Bütün bu hoşgörü ve iyi niyete karşılık, Türkiye’de Türk bayrağının altında yaşamak istemediğini ifade eden gruplar var. Bu memlekette Türklük artık bir siyasî kimlik olmuştur; ülke sınırları içerisinde yaşayan herkes Türk’tür. Ama ne hikmetse Türk kelimesini söylemeyi hazmedemeyen vatandaşlar, Türkiye Cumhuriyeti’ni idare ediyorlar.

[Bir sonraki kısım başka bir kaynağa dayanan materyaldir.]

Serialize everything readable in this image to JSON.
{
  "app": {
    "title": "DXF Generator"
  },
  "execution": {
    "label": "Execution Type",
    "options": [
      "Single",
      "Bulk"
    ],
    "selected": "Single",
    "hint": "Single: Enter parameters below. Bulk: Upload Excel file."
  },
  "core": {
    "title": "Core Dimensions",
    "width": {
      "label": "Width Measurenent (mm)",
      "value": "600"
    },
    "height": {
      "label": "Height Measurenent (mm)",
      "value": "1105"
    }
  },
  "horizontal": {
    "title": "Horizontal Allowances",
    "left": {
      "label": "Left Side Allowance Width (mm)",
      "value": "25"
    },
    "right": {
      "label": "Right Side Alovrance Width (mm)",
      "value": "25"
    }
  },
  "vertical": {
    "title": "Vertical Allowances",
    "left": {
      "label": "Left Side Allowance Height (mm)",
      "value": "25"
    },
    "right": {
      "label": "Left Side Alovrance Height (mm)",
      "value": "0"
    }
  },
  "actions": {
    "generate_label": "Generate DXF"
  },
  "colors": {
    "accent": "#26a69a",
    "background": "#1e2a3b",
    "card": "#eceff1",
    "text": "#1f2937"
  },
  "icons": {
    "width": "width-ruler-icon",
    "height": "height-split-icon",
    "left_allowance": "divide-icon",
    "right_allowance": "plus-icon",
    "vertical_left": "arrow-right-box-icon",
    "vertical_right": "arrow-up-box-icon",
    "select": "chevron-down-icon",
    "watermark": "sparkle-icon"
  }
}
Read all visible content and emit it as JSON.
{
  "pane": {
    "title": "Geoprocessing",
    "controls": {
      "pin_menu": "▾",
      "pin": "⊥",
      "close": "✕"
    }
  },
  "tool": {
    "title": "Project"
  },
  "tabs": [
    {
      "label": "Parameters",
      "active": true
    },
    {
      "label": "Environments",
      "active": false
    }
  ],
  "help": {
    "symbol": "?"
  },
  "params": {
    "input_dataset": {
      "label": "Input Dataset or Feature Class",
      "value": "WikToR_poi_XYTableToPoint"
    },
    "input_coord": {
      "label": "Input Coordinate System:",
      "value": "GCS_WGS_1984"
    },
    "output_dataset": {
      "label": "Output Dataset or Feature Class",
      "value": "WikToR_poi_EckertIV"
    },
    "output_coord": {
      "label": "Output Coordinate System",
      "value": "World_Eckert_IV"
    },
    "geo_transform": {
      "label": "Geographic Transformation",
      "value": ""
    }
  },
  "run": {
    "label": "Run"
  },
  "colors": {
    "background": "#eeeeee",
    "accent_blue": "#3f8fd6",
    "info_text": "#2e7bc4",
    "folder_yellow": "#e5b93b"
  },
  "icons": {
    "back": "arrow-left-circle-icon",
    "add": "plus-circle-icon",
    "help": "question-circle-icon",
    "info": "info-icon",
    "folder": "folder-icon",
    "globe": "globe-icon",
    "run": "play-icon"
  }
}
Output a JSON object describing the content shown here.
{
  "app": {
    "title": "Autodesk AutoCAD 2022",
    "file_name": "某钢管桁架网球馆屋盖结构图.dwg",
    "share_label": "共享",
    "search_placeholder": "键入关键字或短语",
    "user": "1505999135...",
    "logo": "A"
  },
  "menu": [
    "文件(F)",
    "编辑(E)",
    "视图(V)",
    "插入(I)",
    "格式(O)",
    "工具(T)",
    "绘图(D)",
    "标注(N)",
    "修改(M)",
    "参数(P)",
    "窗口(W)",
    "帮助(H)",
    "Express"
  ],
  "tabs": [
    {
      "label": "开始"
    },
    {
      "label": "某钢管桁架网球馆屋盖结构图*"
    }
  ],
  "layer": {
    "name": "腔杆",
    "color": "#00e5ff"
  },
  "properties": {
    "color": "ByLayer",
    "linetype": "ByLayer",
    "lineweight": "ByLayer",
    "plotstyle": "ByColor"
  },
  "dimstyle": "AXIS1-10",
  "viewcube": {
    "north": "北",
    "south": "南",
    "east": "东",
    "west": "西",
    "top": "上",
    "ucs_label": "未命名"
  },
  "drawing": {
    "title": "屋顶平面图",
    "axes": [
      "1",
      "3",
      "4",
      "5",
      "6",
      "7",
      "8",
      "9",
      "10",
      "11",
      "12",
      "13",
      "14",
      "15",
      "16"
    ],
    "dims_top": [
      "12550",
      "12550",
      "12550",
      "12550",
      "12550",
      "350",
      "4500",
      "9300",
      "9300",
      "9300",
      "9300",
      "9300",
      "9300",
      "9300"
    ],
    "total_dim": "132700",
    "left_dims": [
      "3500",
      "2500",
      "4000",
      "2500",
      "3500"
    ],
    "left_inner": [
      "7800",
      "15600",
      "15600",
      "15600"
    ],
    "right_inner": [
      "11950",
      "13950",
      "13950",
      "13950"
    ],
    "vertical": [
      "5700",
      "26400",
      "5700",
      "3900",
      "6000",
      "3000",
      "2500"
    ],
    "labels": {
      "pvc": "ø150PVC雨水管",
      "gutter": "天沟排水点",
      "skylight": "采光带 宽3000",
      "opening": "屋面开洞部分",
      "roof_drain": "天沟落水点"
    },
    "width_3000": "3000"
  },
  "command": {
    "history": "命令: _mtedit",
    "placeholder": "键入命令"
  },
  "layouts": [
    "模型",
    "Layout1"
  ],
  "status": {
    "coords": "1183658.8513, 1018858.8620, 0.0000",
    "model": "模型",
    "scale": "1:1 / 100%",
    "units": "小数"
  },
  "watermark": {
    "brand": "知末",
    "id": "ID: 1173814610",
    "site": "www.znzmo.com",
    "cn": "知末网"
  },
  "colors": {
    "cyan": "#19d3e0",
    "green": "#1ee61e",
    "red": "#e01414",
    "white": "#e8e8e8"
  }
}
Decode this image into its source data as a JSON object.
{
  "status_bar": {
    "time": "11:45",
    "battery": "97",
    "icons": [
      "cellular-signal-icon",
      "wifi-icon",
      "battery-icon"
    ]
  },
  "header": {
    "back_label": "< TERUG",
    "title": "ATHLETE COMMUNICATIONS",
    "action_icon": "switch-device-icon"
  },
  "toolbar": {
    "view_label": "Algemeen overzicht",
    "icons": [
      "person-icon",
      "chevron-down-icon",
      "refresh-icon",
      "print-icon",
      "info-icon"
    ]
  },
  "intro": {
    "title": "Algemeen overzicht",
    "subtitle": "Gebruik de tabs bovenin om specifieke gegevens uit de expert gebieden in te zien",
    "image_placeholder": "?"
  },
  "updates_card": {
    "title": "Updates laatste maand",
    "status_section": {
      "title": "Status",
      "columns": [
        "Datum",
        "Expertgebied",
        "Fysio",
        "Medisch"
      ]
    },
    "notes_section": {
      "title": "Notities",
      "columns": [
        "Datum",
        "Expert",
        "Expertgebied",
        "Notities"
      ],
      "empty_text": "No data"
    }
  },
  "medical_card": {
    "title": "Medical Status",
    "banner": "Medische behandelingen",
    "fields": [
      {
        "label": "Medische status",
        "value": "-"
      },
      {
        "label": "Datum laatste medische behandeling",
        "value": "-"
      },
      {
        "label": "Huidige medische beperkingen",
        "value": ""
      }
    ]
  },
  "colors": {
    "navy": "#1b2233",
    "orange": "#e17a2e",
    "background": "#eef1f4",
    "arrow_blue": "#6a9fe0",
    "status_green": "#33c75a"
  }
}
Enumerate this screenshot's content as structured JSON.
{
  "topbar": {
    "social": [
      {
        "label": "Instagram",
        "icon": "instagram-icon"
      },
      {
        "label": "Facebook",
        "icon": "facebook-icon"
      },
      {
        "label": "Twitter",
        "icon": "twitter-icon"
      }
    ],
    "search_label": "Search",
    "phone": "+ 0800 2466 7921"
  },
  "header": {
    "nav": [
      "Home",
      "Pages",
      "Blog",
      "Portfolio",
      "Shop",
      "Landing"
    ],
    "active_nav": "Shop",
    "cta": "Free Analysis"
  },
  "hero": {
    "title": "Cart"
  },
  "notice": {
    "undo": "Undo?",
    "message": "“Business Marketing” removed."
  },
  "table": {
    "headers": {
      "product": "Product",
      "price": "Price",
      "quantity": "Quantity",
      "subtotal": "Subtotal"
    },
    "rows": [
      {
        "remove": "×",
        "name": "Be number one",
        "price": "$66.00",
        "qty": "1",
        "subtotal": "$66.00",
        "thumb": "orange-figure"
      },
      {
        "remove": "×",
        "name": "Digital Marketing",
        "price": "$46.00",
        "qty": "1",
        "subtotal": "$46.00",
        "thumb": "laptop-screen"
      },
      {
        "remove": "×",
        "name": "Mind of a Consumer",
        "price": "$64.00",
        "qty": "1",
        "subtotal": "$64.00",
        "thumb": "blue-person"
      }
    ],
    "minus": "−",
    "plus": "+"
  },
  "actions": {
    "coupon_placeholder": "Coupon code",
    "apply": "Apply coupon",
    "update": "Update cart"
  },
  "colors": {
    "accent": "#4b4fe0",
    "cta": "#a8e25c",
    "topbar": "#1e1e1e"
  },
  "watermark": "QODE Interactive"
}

En kötüsü de binlerce yıldır, yemeyip-yedirdiğimiz, giymeyip-giydirdiğimiz; kendimizden önce Türk’ün tebası, Tanrı’nın emanetidir diye el üstünde tuttuğumuz zavallı ve tarih boyunca fırsatını bulduğu her an Türk’e ihanet etmiş bazı kişilerle, gruplar Türkiye Cumhuriyeti’ne karşı devletimizin düşman olduğu ülke ve insanlarla işbirliği yaparak; ne olursa olsun Türkiye’yi zayıflatmaya, parçalamaya gayret ediyorlar. Ve bunların hainlikleri defalarca sabit olmasına rağmen, yine “kol kırılır yen içinde kalır” misâli affediliyorlar. Devletin kanun güçleri ve yasaları haklarında soruşturma açmaya kalkıştıkları vakit de, dışarıdan zaten destekli olduklarından biraz daha şımarıp; içerimizdeki gaflet, belki de ihanet içerisinde olan bir kısım medya mensupları tarafından göklere çıkarılıyorlar. Üstelik Türkiye Cumhuriyeti’nin kendi varlığını korumak için yapmış olduğu hareketleri de, kanunsuzluk olarak kamuoyuna yansıtıyorlar. Sorarım sizlere dünyanın neresinde böyle bir şey var? Yazımızın başındaki serzenişte haksız mıyız?

- Reklam -

Bu yüzsüz ve hain insanlar Türk Devletinin son 50-55 yılına baktığımızda her zaman kârlı çıkmışlardır. Halbuki devletini seven, onu gözü gibi kıskanan, devleti için canını, malını, bedenini, her şeyini ortaya koyanlar; “tu kaka, faşist, gerici” vs. gibi ithamlara muhatap olmuştur. Zaten ortam da buna müsait olduğu için, Türkiye’de en çok prim yapan meslek elbette tercih ediliyor. Öyleyse “yaşasın hainlik”!